We did things a little unconventionally when we got married. My husband proposed the night before my birthday on a three week trip round Argentina and Brazil, excitedly we put our plans for children on hold until after the wedding.
My eldest had other ideas as that was also the night that I got pregnant.
You couldn’t have written it, landing home after a 12 hour delay in Rome thanks to snow that positive pregnancy test showed up the very next morning. Shocked, yet delighted, was the feeling all round. Vowing to keep it our little secret we rang everyone with news of our engagement where wedding plans and honeymoon ideas came forth.
Three days later and another change to plans as my dad died unexpectedly. News about the baby filtered out and through to others while the wedding of the century continued on. And on. Until 11th May 2013 I wed the love of my life.
The 11th May 2013 was also the day I found out where we going on honeymoon, my husband having kept it a complete surprise until he announced it in his wedding speech.
There was never any question of my eldest, then a bouncing 7 month old, not coming with us. I was aghast whenever anyone suggested he may stay at home with quality time with grandma. No, we were all going or no one was going. So we all went.
Fast forward to a year later, yes just one little year, and we began to see the benefits of going away just the two of us. No little people around at all. No being woken in the night, no Peppa Pig at the dinner table, no chasing a small naked person round the pool endlessly worrying. A break. A full on break, from work, from life, from parenting.
A childless holiday
Plans put in place, my mum flying out to Dubai to take our tiny terror for the weekend, and exactly one year after our wedding we flew to the Maldives to celebrate our first wedding anniversary.
That mum that was so aghast a year before at the thought of leaving her poor defenceless baby behind practically skipped to the airport after bidding a cheery farewell. Sat in the airport lounge, sipping a chilled glass of wine (and eating a Big Mac, classy bird) excited about the weekend ahead.
The mum who couldn’t imagine entrusting her child to anyone else, not only doing so, but leaving the country at the same time.
It was as if I felt all the tension released as I sat on the plane and I knew that I only had to look after myself *and the slightly inebriated husband who had been on a stag do before we flew* the wine delivered on the flight, sipped slowly rather than gulped down. The tray table that was able to stay down without being knocked.
Arriving at our hotel and finding that we didn’t have a room for a few hours, and it not mattering (except for the killer hangovers that started then) because we didn’t have to find somewhere for him to nap.
It was liberating.
It was freedom.
To remember everything about my husband that made me fall in love with him as a person, not just him as a dad. We went swimming together, we ate dinner together, we lay and sunbathed together, we ignored each other as we read books. It was like being the couple that got newly engaged on that so long ago South America trip.
It was much needed, a reminder that as a couple we need to work together to stay together. Keeping our relationship fresh and a stark reminder that there is so much more to me than just being Mum.

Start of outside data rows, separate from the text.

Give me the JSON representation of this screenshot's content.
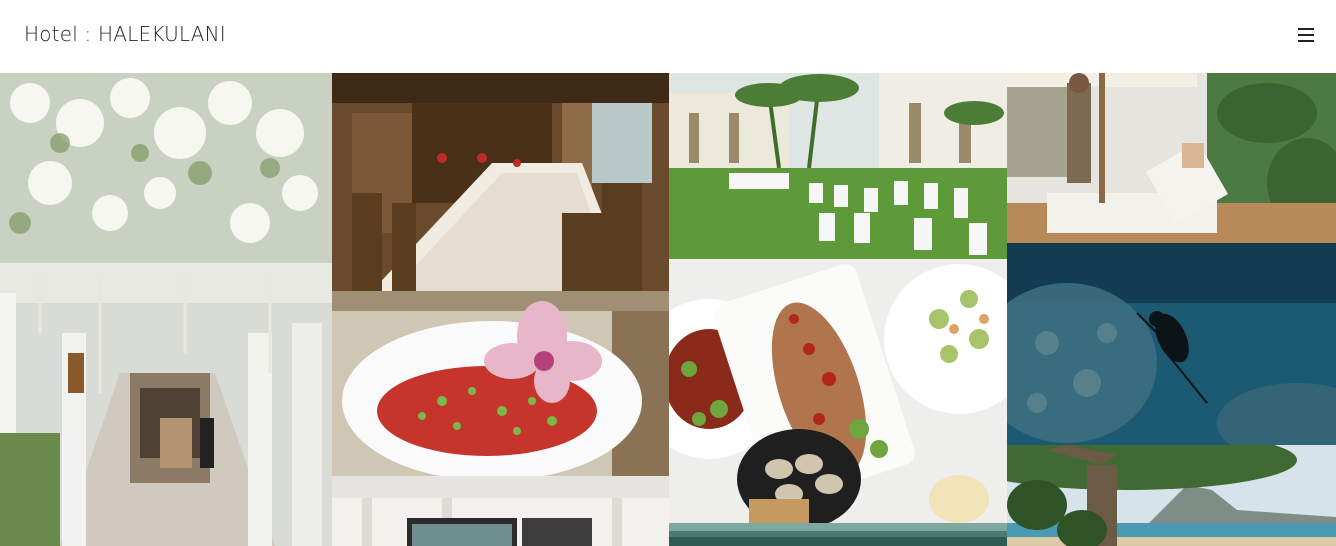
{
  "header": {
    "title": "Hotel : HALEKULANI",
    "menu_icon": "hamburger-menu-icon"
  },
  "gallery": {
    "photos": [
      {
        "subject": "flower-covered colonnade walkway"
      },
      {
        "subject": "private dining room table"
      },
      {
        "subject": "poke bowl with orchid"
      },
      {
        "subject": "white interior room"
      },
      {
        "subject": "garden wedding ceremony chairs"
      },
      {
        "subject": "shared plates and clams"
      },
      {
        "subject": "ocean view sliver"
      },
      {
        "subject": "poolside lounger service"
      },
      {
        "subject": "underwater freediver"
      },
      {
        "subject": "beach tree and Diamond Head"
      }
    ]
  },
  "colors": {
    "background": "#ffffff",
    "text": "#222222",
    "grass": "#5f9a3a",
    "ocean": "#1b5a72"
  }
}
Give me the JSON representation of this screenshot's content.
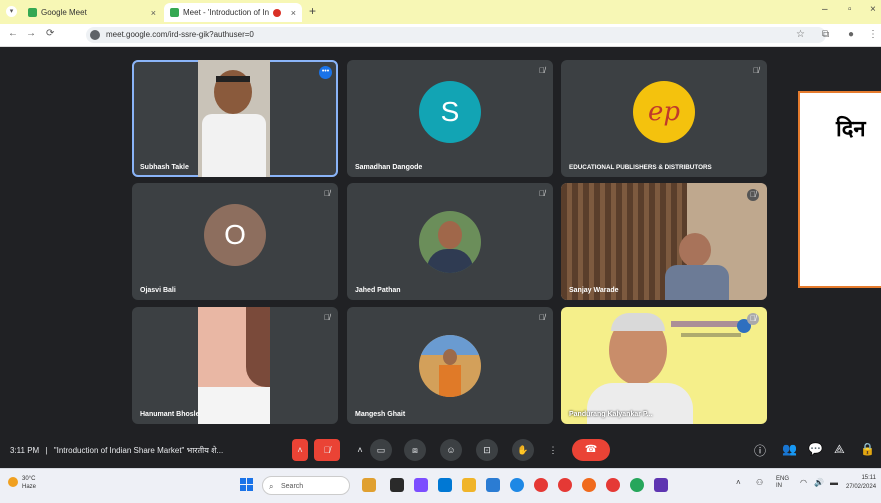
{
  "browser": {
    "tabs": [
      {
        "title": "Google Meet",
        "active": false
      },
      {
        "title": "Meet - 'Introduction of Ind'",
        "active": true
      }
    ],
    "url": "meet.google.com/ird-ssre-gik?authuser=0"
  },
  "participants": [
    {
      "name": "Subhash Takle",
      "kind": "video",
      "highlight": true
    },
    {
      "name": "Samadhan Dangode",
      "kind": "initial",
      "initial": "S",
      "color": "#12a4b4"
    },
    {
      "name": "EDUCATIONAL PUBLISHERS & DISTRIBUTORS",
      "kind": "logo",
      "logo_text": "ep"
    },
    {
      "name": "Ojasvi Bali",
      "kind": "initial",
      "initial": "O",
      "color": "#8d6e5e"
    },
    {
      "name": "Jahed Pathan",
      "kind": "photo"
    },
    {
      "name": "Sanjay Warade",
      "kind": "video"
    },
    {
      "name": "Hanumant Bhosle",
      "kind": "video"
    },
    {
      "name": "Mangesh Ghait",
      "kind": "photo"
    },
    {
      "name": "Pandurang Kalyankar P...",
      "kind": "video"
    }
  ],
  "presentation": {
    "text": "दिन"
  },
  "controls": {
    "time": "3:11 PM",
    "separator": "|",
    "meeting_title": "\"Introduction of Indian Share Market\" भारतीय शे..."
  },
  "taskbar": {
    "weather_temp": "30°C",
    "weather_desc": "Haze",
    "search_placeholder": "Search",
    "lang": "ENG",
    "lang_sub": "IN",
    "clock_time": "15:11",
    "clock_date": "27/02/2024"
  }
}
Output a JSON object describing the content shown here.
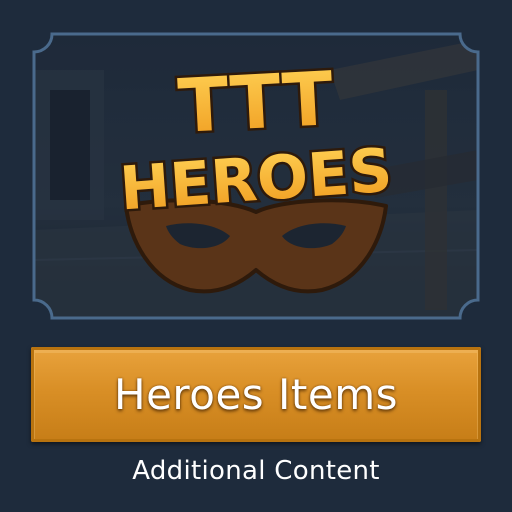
{
  "logo": {
    "line1": "TTT",
    "line2": "HEROES"
  },
  "banner": {
    "title": "Heroes Items"
  },
  "subtitle": "Additional Content",
  "colors": {
    "background": "#1e2b3c",
    "frame_border": "#4a6a8c",
    "banner_gold": "#d98f26",
    "logo_yellow": "#f6b22a",
    "mask_brown": "#5a3418"
  },
  "icons": [
    "mask-icon"
  ]
}
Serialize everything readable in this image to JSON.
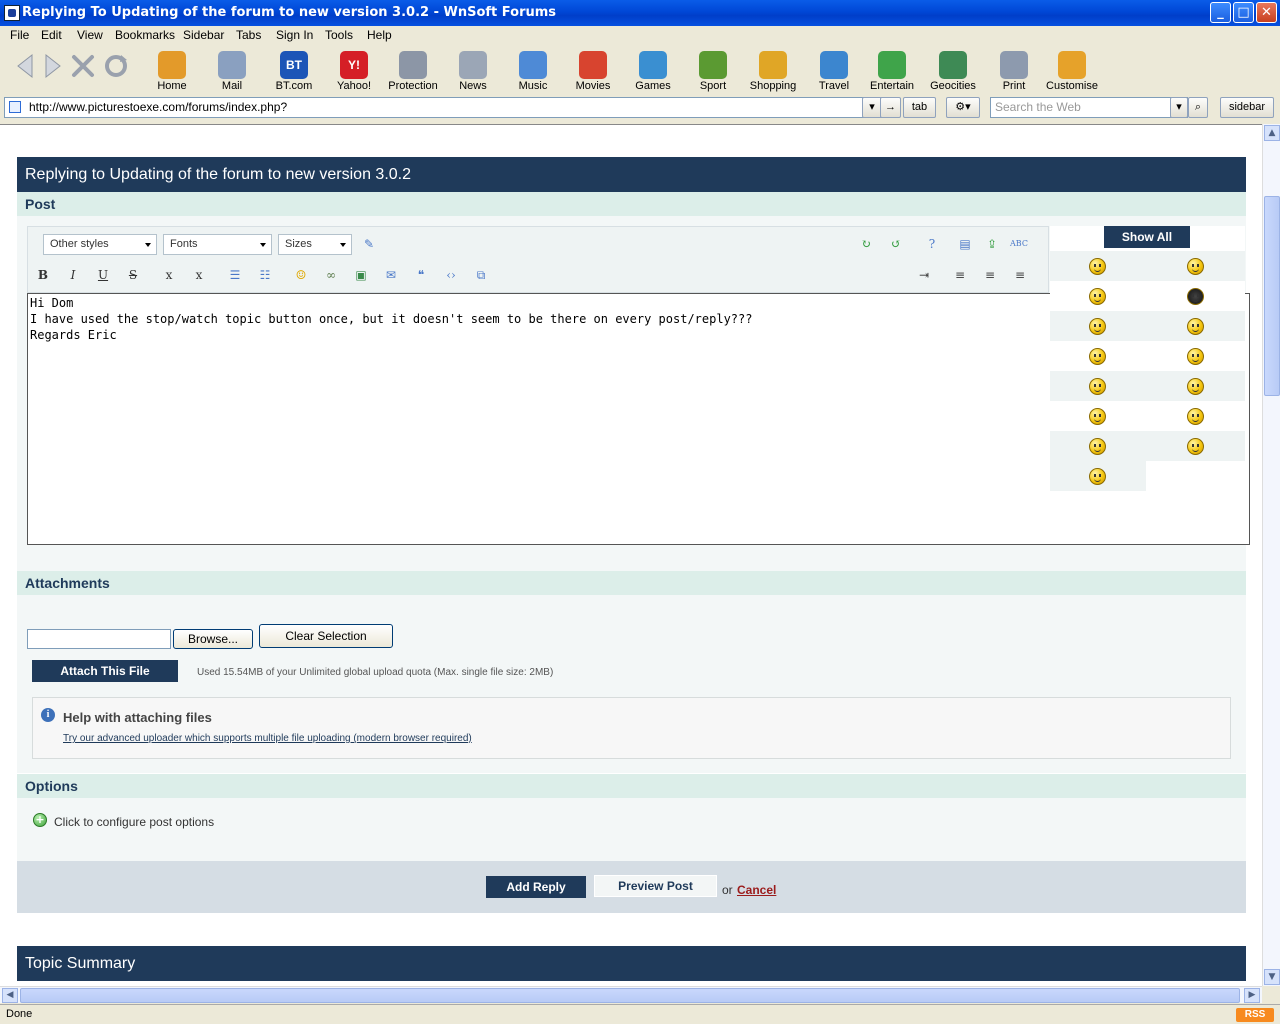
{
  "window": {
    "title": "Replying To Updating of the forum to new version 3.0.2 - WnSoft Forums",
    "minimize": "_",
    "maximize": "□",
    "close": "✕"
  },
  "menu": [
    "File",
    "Edit",
    "View",
    "Bookmarks",
    "Sidebar",
    "Tabs",
    "Sign In",
    "Tools",
    "Help"
  ],
  "toolbar": {
    "buttons": [
      {
        "label": "Home",
        "icon": "home-icon",
        "color": "#e39a2a"
      },
      {
        "label": "Mail",
        "icon": "mail-icon",
        "color": "#8aa0c0"
      },
      {
        "label": "BT.com",
        "icon": "bt-icon",
        "color": "#1c55b7",
        "text": "BT"
      },
      {
        "label": "Yahoo!",
        "icon": "yahoo-icon",
        "color": "#d51f26",
        "text": "Y!"
      },
      {
        "label": "Protection",
        "icon": "shield-icon",
        "color": "#8c96a6"
      },
      {
        "label": "News",
        "icon": "news-icon",
        "color": "#9ba6b6"
      },
      {
        "label": "Music",
        "icon": "music-icon",
        "color": "#4e8ad6"
      },
      {
        "label": "Movies",
        "icon": "popcorn-icon",
        "color": "#d8442f"
      },
      {
        "label": "Games",
        "icon": "dice-icon",
        "color": "#3a8fd1"
      },
      {
        "label": "Sport",
        "icon": "ball-icon",
        "color": "#5b9a32"
      },
      {
        "label": "Shopping",
        "icon": "bag-icon",
        "color": "#e0a626"
      },
      {
        "label": "Travel",
        "icon": "suitcase-icon",
        "color": "#3c86cf"
      },
      {
        "label": "Entertain",
        "icon": "star-icon",
        "color": "#3fa44a"
      },
      {
        "label": "Geocities",
        "icon": "globe-icon",
        "color": "#3e8a55"
      },
      {
        "label": "Print",
        "icon": "printer-icon",
        "color": "#8d9aae"
      },
      {
        "label": "Customise",
        "icon": "pencil-icon",
        "color": "#e6a22a"
      }
    ]
  },
  "address": {
    "url": "http://www.picturestoexe.com/forums/index.php?",
    "go": "→",
    "tab": "tab",
    "search_placeholder": "Search the Web",
    "sidebar": "sidebar"
  },
  "page": {
    "header": "Replying to Updating of the forum to new version 3.0.2",
    "post_section": "Post",
    "editor": {
      "style_select": "Other styles",
      "font_select": "Fonts",
      "size_select": "Sizes",
      "bold": "B",
      "italic": "I",
      "underline": "U",
      "strike": "S",
      "subscript": "x",
      "superscript": "x"
    },
    "message_lines": [
      "Hi Dom",
      "I have used the stop/watch topic button once, but it doesn't seem to be there on every post/reply???",
      "Regards Eric"
    ],
    "show_all": "Show All",
    "attachments": {
      "section": "Attachments",
      "browse": "Browse...",
      "clear": "Clear Selection",
      "attach": "Attach This File",
      "quota": "Used 15.54MB of your Unlimited global upload quota (Max. single file size: 2MB)",
      "help_title": "Help with attaching files",
      "help_link": "Try our advanced uploader which supports multiple file uploading (modern browser required)"
    },
    "options": {
      "section": "Options",
      "configure": "Click to configure post options"
    },
    "actions": {
      "add_reply": "Add Reply",
      "preview": "Preview Post",
      "or": "or",
      "cancel": "Cancel"
    },
    "topic_summary": "Topic Summary"
  },
  "status": {
    "text": "Done",
    "rss": "RSS"
  },
  "colors": {
    "header_bg": "#1f3a5a",
    "subheader_bg": "#dceee9",
    "cancel_link": "#9b1b1b"
  }
}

Yes, we missed our biggest boy, and yes we Skyped every day. But you know what? He had a ball with Grandma, he slept, they played, they went on day trips, he got throughly spoilt with new presents. They built their relationships and it was a reminder to him that he is loved by many.
It was, for all, a perfect weekend.
And now there are two
Now we have two little monsters. Double the love, double the trouble. Since that perfect weekend in the Maldives there hasn’t been a chance to repeat, first I was pregnant, then he was newborn, then we were moving home… no to Qatar, there hasn’t been a chance to go away together. I’ve been away on my own leaving the boys with my mum, my husband has been away on his own. We’ve just not managed to do it together.
We have our next weekend away all planned in and are headed off on a city break, where we will also squeeze in a friends wedding. Leaving the boys behind!! Yippee.
Yes, it’s not until September this but the thing with living in a different country to your mum is that it needs careful planning. My mum is flying out to Qatar to stay with the boys, carry out their day to day routine, while we fly out for a long weekend together.
Another chance to reconnect. To act like newlyweds, being together in a way that we used to before one of us was alway chasing after a small person. Generally in opposite directions.
I cannot wait. That is why I holiday without my kids, with just my husband. And while I couldn’t do longer than a long weekend, or do it very often, it’s healthy for us to make the time to do it. For our relationship, for the boys relationship with their Grandma.
Thomson holidays asked me to share my views on going on a city break and although holidaying without your children might not be for everyone, for us it’s perfect –Would you holiday without your kids? Where would you go and how long for?